The technical root cause stems from improper index management within the IKE daemon where peer indices are not properly tracked or recycled when VPN negotiations fail repeatedly. When a large volume of failed VPN connections occurs on systems configured for VPN service, the peer index value rollover mechanism becomes exhausted and begins assigning duplicate indices to new peers. This creates a cascading failure condition where the iked process enters an unstable state characterized by repeated crashes and system instability. The vulnerability operates at the protocol level within the IKE implementation, specifically affecting the key exchange process that establishes secure communications between VPN endpoints.
The operational impact of this vulnerability is severe as it completely disrupts VPN functionality for both new connection establishment and existing connection rekeying operations. Network administrators experience complete loss of secure communication capabilities for all VPN services until system reboot occurs, which represents a significant service disruption. The DoS condition affects the entire VPN infrastructure rather than individual connections, making it particularly damaging to network security operations that depend on secure remote access capabilities. The vulnerability's stealthy nature makes detection challenging since index values cannot be directly monitored, requiring administrators to rely on indirect indicators such as tunnel up and down event monitoring.
This vulnerability aligns with CWE-367, which addresses the use of multiple resources with duplicate identifiers, and maps to ATT&CK technique T1499.004 for network denial-of-service attacks. The attack surface is primarily accessible through network-based exploitation without requiring authentication, making it particularly dangerous as it can be triggered by automated scanning or sustained attack patterns. The affected platforms include specific Junos OS versions across multiple release branches, with the vulnerability present in all versions before the specified patches including 23.2R2-S7, 23.4R2-S6, 24.2R2-S3, 24.4R2-S4, and 25.2R1-S1. Organizations should immediately implement mitigation strategies including applying the appropriate software patches, monitoring VPN tunnel events for unusual patterns, and implementing network segmentation to limit exposure.

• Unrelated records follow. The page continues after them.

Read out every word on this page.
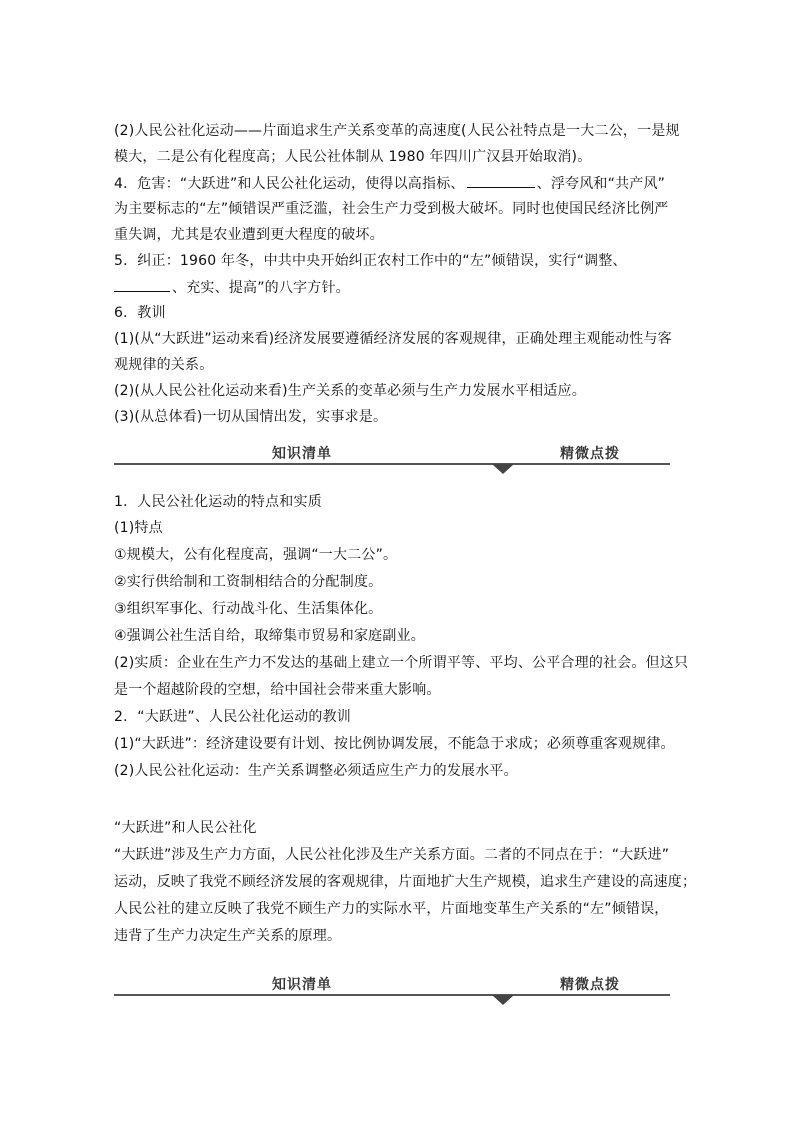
(2)人民公社化运动——片面追求生产关系变革的高速度(人民公社特点是一大二公，一是规
模大，二是公有化程度高；人民公社体制从 1980 年四川广汉县开始取消)。
4．危害：“大跃进”和人民公社化运动，使得以高指标、	、浮夸风和“共产风”
为主要标志的“左”倾错误严重泛滥，社会生产力受到极大破坏。同时也使国民经济比例严
重失调，尤其是农业遭到更大程度的破坏。
5．纠正：1960 年冬，中共中央开始纠正农村工作中的“左”倾错误，实行“调整、
、充实、提高”的八字方针。
6．教训
(1)(从“大跃进”运动来看)经济发展要遵循经济发展的客观规律，正确处理主观能动性与客
观规律的关系。
(2)(从人民公社化运动来看)生产关系的变革必须与生产力发展水平相适应。
(3)(从总体看)一切从国情出发，实事求是。
知识清单	精微点拨
1．人民公社化运动的特点和实质
(1)特点
①规模大，公有化程度高，强调“一大二公”。
②实行供给制和工资制相结合的分配制度。
③组织军事化、行动战斗化、生活集体化。
④强调公社生活自给，取缔集市贸易和家庭副业。
(2)实质：企业在生产力不发达的基础上建立一个所谓平等、平均、公平合理的社会。但这只
是一个超越阶段的空想，给中国社会带来重大影响。
2．“大跃进”、人民公社化运动的教训
(1)“大跃进”：经济建设要有计划、按比例协调发展，不能急于求成；必须尊重客观规律。
(2)人民公社化运动：生产关系调整必须适应生产力的发展水平。
“大跃进”和人民公社化
“大跃进”涉及生产力方面，人民公社化涉及生产关系方面。二者的不同点在于：“大跃进”
运动，反映了我党不顾经济发展的客观规律，片面地扩大生产规模，追求生产建设的高速度；
人民公社的建立反映了我党不顾生产力的实际水平，片面地变革生产关系的“左”倾错误，
违背了生产力决定生产关系的原理。
知识清单	精微点拨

The remediation approach requires immediate deployment of patched Junos OS versions that address the index management logic within the iked daemon. System administrators should perform comprehensive vulnerability assessments across all MX series devices with SPC3 and SRX series appliances to identify affected systems before applying patches. Monitoring solutions should be enhanced to track VPN tunnel stability metrics and alert on excessive up/down events that may indicate approaching index exhaustion conditions. Additionally, network administrators should consider implementing temporary workarounds such as reducing concurrent VPN connection limits or implementing connection rate limiting to delay the occurrence of this condition while permanent patches are deployed.